So, you want to talk about a player’s defense?

Remember: a good sabermetrician is like a good hunter when cleaning his kill: he throws away as little as possible, taking care to use most of the animal. We have decades of information about players; why should we ever use only three and a half months worth of data in evaluating a player?

My process is based heavily off of Tango’s Marcels forecasting system; that said, he had nothing to do with this, and screwups in it are mine, not his. (For background on how a projection system works, here’s a decent writeup. If I don’t say so myself.)

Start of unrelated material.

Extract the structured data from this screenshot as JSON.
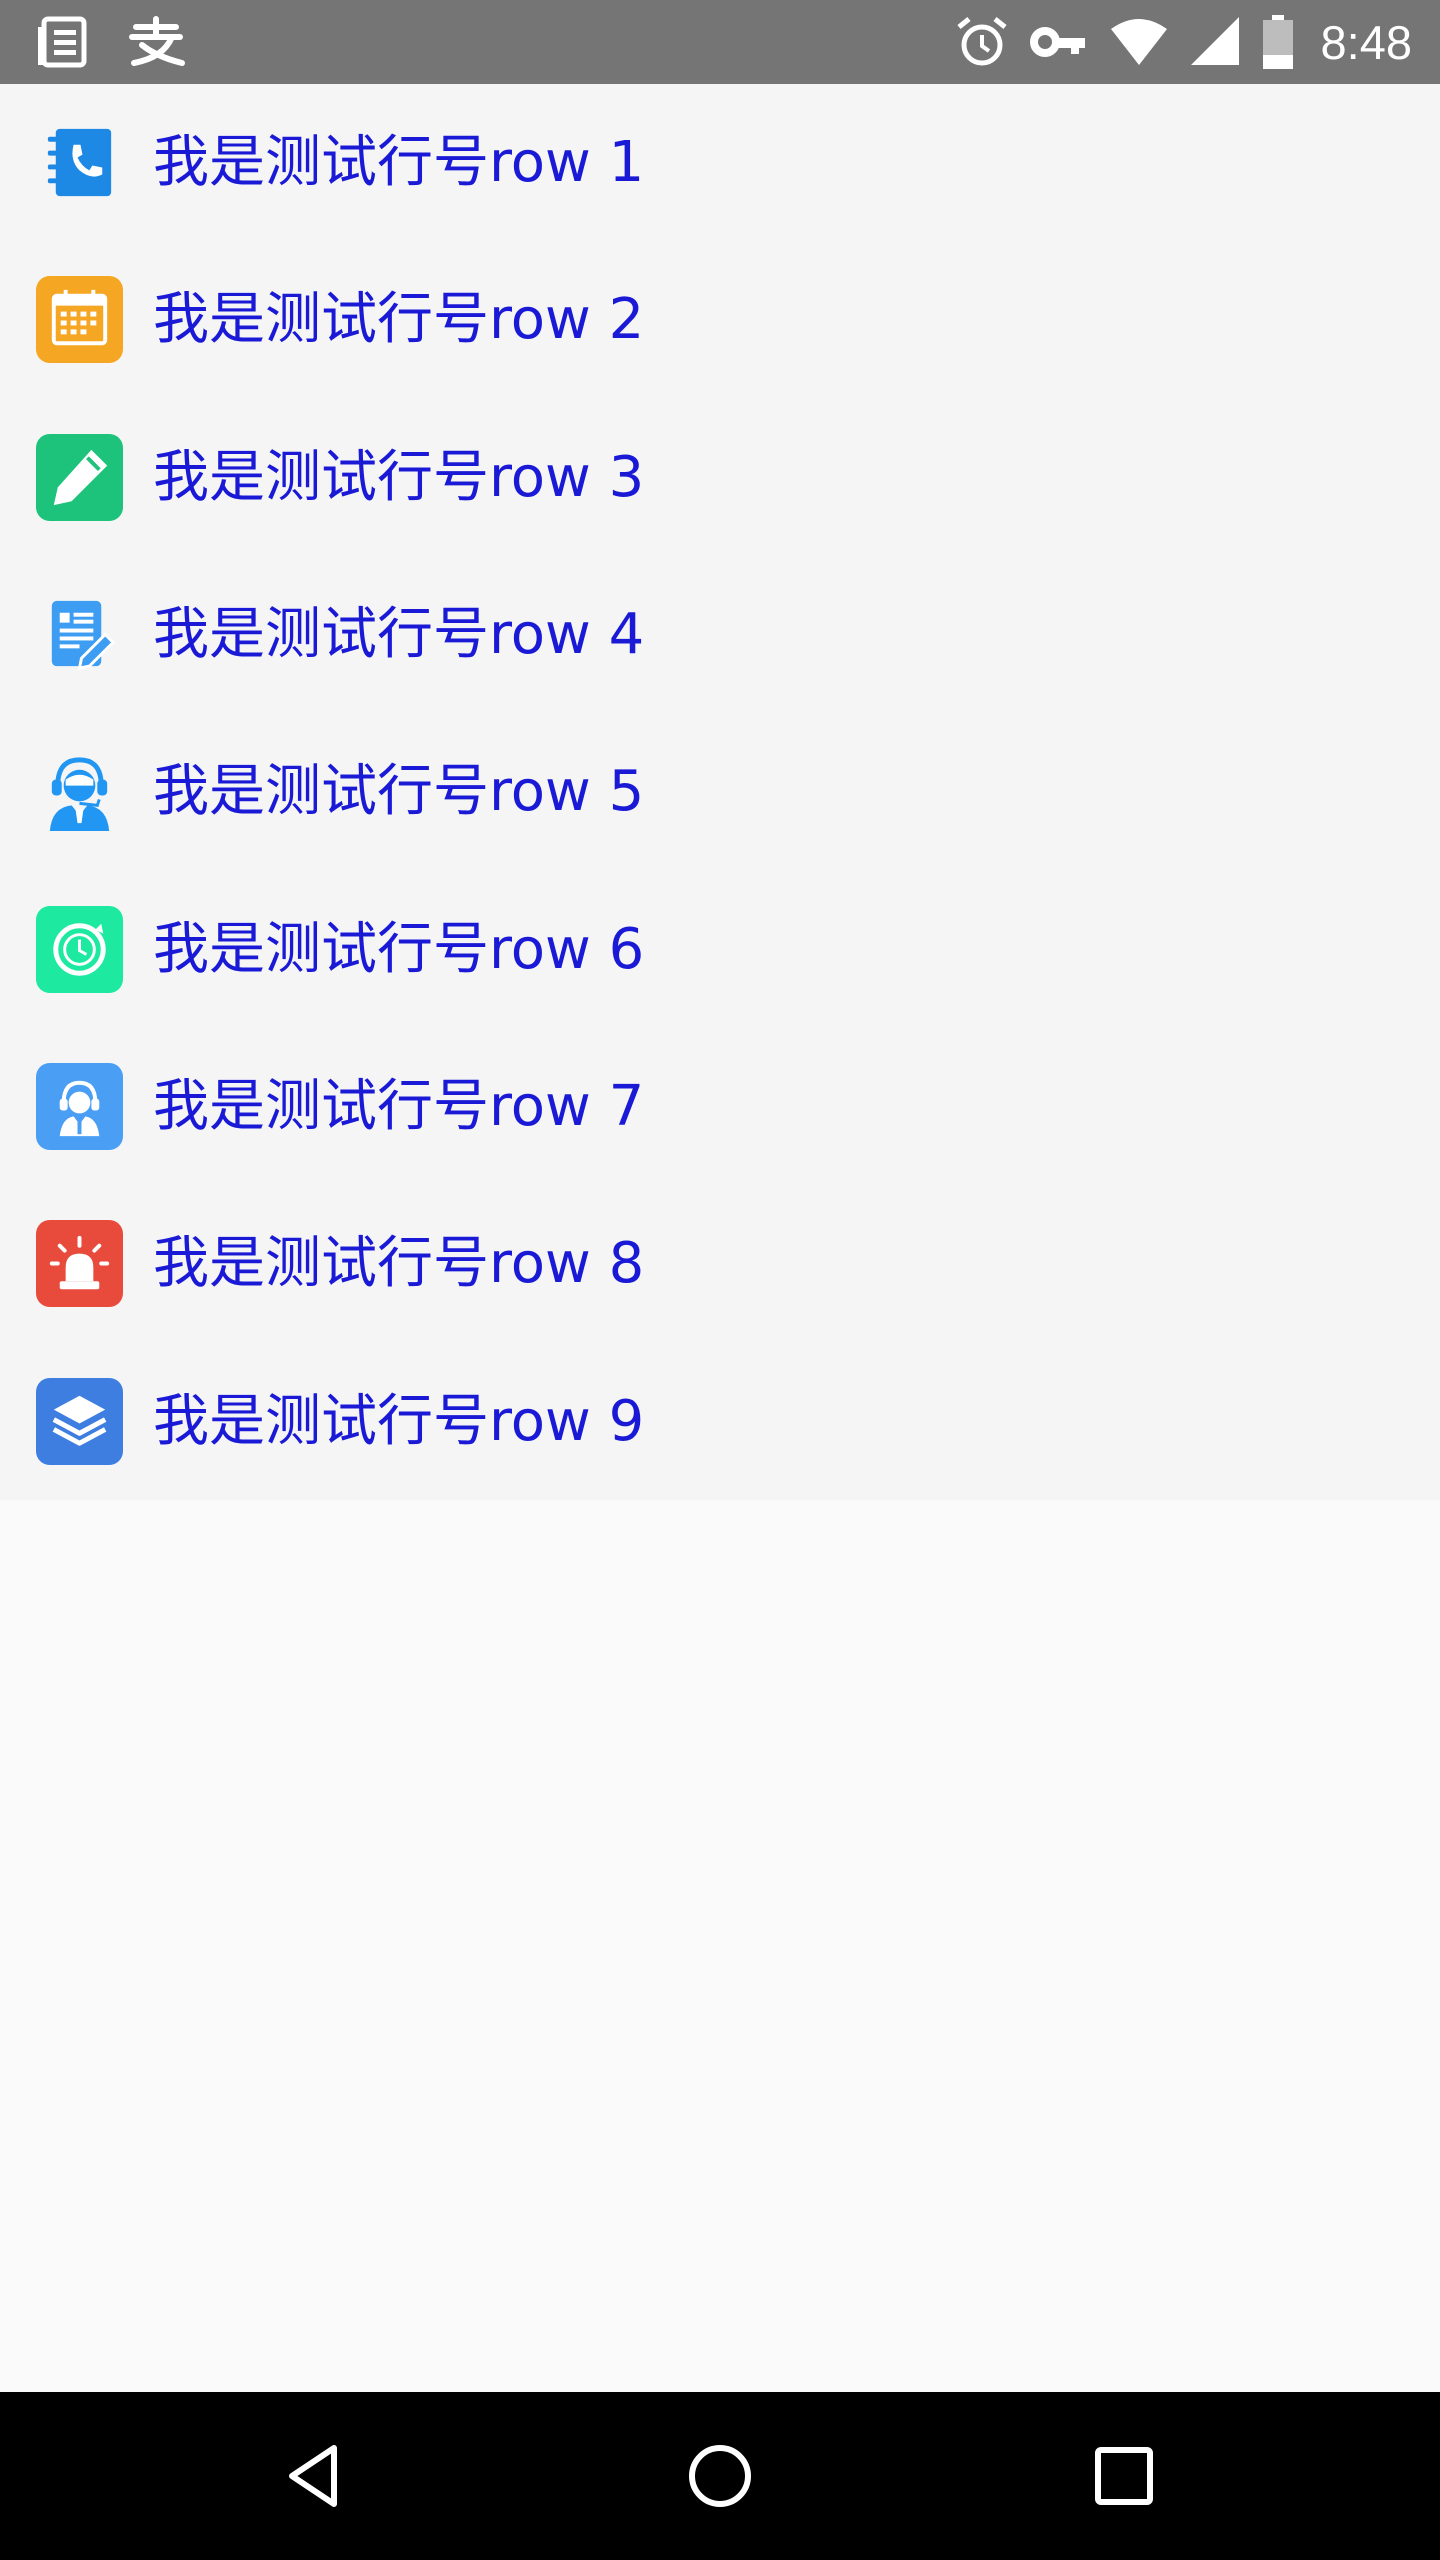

Before going any further, I should note that I made this in about two hours. And I also made dinner in those two hours. And I had a side dish. So don’t expect anything on the order of PECOTA as far as complexity goes.

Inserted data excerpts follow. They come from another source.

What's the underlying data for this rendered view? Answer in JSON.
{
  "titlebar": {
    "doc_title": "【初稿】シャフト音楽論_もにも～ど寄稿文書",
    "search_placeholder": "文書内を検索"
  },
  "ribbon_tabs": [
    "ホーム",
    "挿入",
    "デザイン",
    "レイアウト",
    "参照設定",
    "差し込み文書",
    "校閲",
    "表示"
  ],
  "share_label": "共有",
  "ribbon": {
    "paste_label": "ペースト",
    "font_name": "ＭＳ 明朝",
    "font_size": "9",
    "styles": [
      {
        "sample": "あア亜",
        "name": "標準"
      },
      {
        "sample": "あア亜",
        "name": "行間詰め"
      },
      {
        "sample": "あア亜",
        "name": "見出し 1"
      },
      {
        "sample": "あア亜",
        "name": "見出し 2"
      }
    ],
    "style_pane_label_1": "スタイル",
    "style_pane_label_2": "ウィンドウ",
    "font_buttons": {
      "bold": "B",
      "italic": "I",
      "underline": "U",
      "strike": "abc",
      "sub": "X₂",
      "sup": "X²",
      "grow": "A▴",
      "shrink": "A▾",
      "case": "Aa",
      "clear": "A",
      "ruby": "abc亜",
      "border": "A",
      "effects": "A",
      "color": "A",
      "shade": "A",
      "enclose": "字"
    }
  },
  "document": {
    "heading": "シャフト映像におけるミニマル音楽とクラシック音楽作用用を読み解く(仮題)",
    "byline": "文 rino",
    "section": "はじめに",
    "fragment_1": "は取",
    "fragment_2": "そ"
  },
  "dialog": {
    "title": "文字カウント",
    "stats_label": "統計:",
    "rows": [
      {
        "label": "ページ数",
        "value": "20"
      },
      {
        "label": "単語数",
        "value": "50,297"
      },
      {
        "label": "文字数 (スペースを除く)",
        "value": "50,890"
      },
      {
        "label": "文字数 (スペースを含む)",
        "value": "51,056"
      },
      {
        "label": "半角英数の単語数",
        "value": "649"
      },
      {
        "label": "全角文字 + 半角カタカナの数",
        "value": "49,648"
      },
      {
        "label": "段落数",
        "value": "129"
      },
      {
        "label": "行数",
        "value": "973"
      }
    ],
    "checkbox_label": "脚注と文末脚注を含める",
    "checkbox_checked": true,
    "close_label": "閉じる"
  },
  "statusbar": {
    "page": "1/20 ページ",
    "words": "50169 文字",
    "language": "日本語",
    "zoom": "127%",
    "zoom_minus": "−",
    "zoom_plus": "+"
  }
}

Here’s how it works. Every player’s zone rating data from 2005-2008 (yep, everything pre-All Star break from this year) is thrown into a mixer and weighted. I used a 5/4/3/2 weighting; I have no empirical basis for these weights other than it’s what Marcel uses. Then throw in two season’s worth of the league average for the position. There’s your regression to the mean.

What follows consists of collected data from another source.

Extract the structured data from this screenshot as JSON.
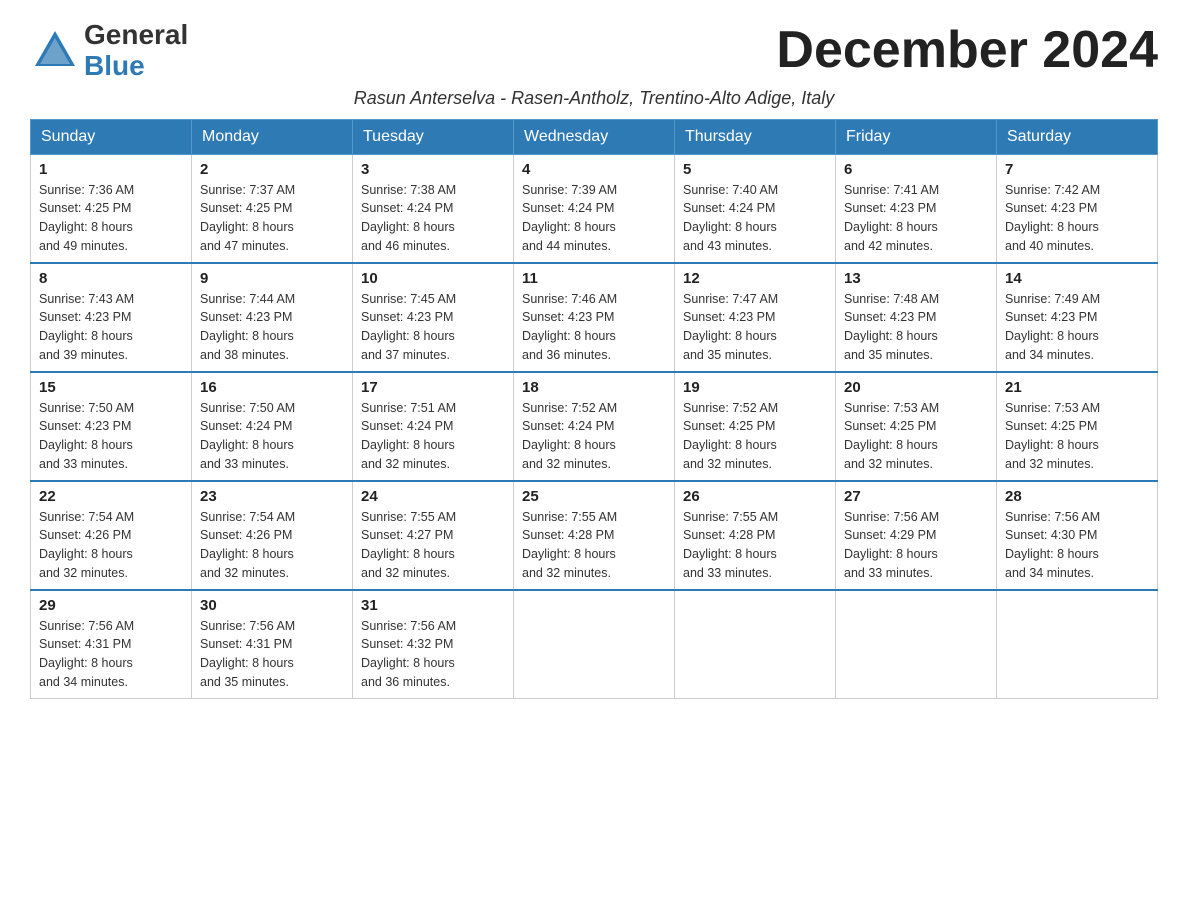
{
  "logo": {
    "general": "General",
    "blue": "Blue",
    "tagline": ""
  },
  "header": {
    "month_title": "December 2024",
    "subtitle": "Rasun Anterselva - Rasen-Antholz, Trentino-Alto Adige, Italy"
  },
  "days_of_week": [
    "Sunday",
    "Monday",
    "Tuesday",
    "Wednesday",
    "Thursday",
    "Friday",
    "Saturday"
  ],
  "weeks": [
    [
      {
        "day": "1",
        "sunrise": "7:36 AM",
        "sunset": "4:25 PM",
        "daylight": "8 hours and 49 minutes."
      },
      {
        "day": "2",
        "sunrise": "7:37 AM",
        "sunset": "4:25 PM",
        "daylight": "8 hours and 47 minutes."
      },
      {
        "day": "3",
        "sunrise": "7:38 AM",
        "sunset": "4:24 PM",
        "daylight": "8 hours and 46 minutes."
      },
      {
        "day": "4",
        "sunrise": "7:39 AM",
        "sunset": "4:24 PM",
        "daylight": "8 hours and 44 minutes."
      },
      {
        "day": "5",
        "sunrise": "7:40 AM",
        "sunset": "4:24 PM",
        "daylight": "8 hours and 43 minutes."
      },
      {
        "day": "6",
        "sunrise": "7:41 AM",
        "sunset": "4:23 PM",
        "daylight": "8 hours and 42 minutes."
      },
      {
        "day": "7",
        "sunrise": "7:42 AM",
        "sunset": "4:23 PM",
        "daylight": "8 hours and 40 minutes."
      }
    ],
    [
      {
        "day": "8",
        "sunrise": "7:43 AM",
        "sunset": "4:23 PM",
        "daylight": "8 hours and 39 minutes."
      },
      {
        "day": "9",
        "sunrise": "7:44 AM",
        "sunset": "4:23 PM",
        "daylight": "8 hours and 38 minutes."
      },
      {
        "day": "10",
        "sunrise": "7:45 AM",
        "sunset": "4:23 PM",
        "daylight": "8 hours and 37 minutes."
      },
      {
        "day": "11",
        "sunrise": "7:46 AM",
        "sunset": "4:23 PM",
        "daylight": "8 hours and 36 minutes."
      },
      {
        "day": "12",
        "sunrise": "7:47 AM",
        "sunset": "4:23 PM",
        "daylight": "8 hours and 35 minutes."
      },
      {
        "day": "13",
        "sunrise": "7:48 AM",
        "sunset": "4:23 PM",
        "daylight": "8 hours and 35 minutes."
      },
      {
        "day": "14",
        "sunrise": "7:49 AM",
        "sunset": "4:23 PM",
        "daylight": "8 hours and 34 minutes."
      }
    ],
    [
      {
        "day": "15",
        "sunrise": "7:50 AM",
        "sunset": "4:23 PM",
        "daylight": "8 hours and 33 minutes."
      },
      {
        "day": "16",
        "sunrise": "7:50 AM",
        "sunset": "4:24 PM",
        "daylight": "8 hours and 33 minutes."
      },
      {
        "day": "17",
        "sunrise": "7:51 AM",
        "sunset": "4:24 PM",
        "daylight": "8 hours and 32 minutes."
      },
      {
        "day": "18",
        "sunrise": "7:52 AM",
        "sunset": "4:24 PM",
        "daylight": "8 hours and 32 minutes."
      },
      {
        "day": "19",
        "sunrise": "7:52 AM",
        "sunset": "4:25 PM",
        "daylight": "8 hours and 32 minutes."
      },
      {
        "day": "20",
        "sunrise": "7:53 AM",
        "sunset": "4:25 PM",
        "daylight": "8 hours and 32 minutes."
      },
      {
        "day": "21",
        "sunrise": "7:53 AM",
        "sunset": "4:25 PM",
        "daylight": "8 hours and 32 minutes."
      }
    ],
    [
      {
        "day": "22",
        "sunrise": "7:54 AM",
        "sunset": "4:26 PM",
        "daylight": "8 hours and 32 minutes."
      },
      {
        "day": "23",
        "sunrise": "7:54 AM",
        "sunset": "4:26 PM",
        "daylight": "8 hours and 32 minutes."
      },
      {
        "day": "24",
        "sunrise": "7:55 AM",
        "sunset": "4:27 PM",
        "daylight": "8 hours and 32 minutes."
      },
      {
        "day": "25",
        "sunrise": "7:55 AM",
        "sunset": "4:28 PM",
        "daylight": "8 hours and 32 minutes."
      },
      {
        "day": "26",
        "sunrise": "7:55 AM",
        "sunset": "4:28 PM",
        "daylight": "8 hours and 33 minutes."
      },
      {
        "day": "27",
        "sunrise": "7:56 AM",
        "sunset": "4:29 PM",
        "daylight": "8 hours and 33 minutes."
      },
      {
        "day": "28",
        "sunrise": "7:56 AM",
        "sunset": "4:30 PM",
        "daylight": "8 hours and 34 minutes."
      }
    ],
    [
      {
        "day": "29",
        "sunrise": "7:56 AM",
        "sunset": "4:31 PM",
        "daylight": "8 hours and 34 minutes."
      },
      {
        "day": "30",
        "sunrise": "7:56 AM",
        "sunset": "4:31 PM",
        "daylight": "8 hours and 35 minutes."
      },
      {
        "day": "31",
        "sunrise": "7:56 AM",
        "sunset": "4:32 PM",
        "daylight": "8 hours and 36 minutes."
      },
      null,
      null,
      null,
      null
    ]
  ],
  "labels": {
    "sunrise": "Sunrise:",
    "sunset": "Sunset:",
    "daylight": "Daylight:"
  }
}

Aging curves are… forthcoming. Maybe. I’m still hashing out the details. (I’ve started work on zone rating based aging curves for fielders, but there are questions about how accurate they are, and before they can be used in a projection system they need to be smoothed out a bit more.)

So, data. Plays and runs above or below average are figured using the Dial method. For that, each player is assumed to have a full season’s worth of chances at the position, not the number of chances used to compute zone rating.

The next step beyond aging curves would probably be to incorporate at least some measure of speed scores into the projection. But I was hungry, and so instead you have the best projection system I could make in two hours, while still making dinner. It’s a start, at least.

(Also, lemme take this chance to plug my hitter and pitcher evaluations on GROTA, if you have an interest in such things regarding the Cubs. Hitter and pitcher projections are next on my plate.)

Labels: Defense, Projections

Good stuff, thanks. What's your source data? STATS ZR or BIS ZR or both? Are you using BIS's OOZ data? I'm hoping your answers are "both" and "yes".

Also, are you projecting playing time? If so, how? Are the fielding runs listed pro-rated over a certain number of chances, like a full season's worth?

I'm not projecting playing time - I suppose the CH column is a rough indicator of playing time, but I'd have to put a lot more work into it to actually call it a projection.

Fielding plays/runs are for a full season. I'm only using the STATS ZR right now - I don't have the BIS data with IDs to use for it, and so it'd take a few hours just to generate and validate the IDs off Hardball Times.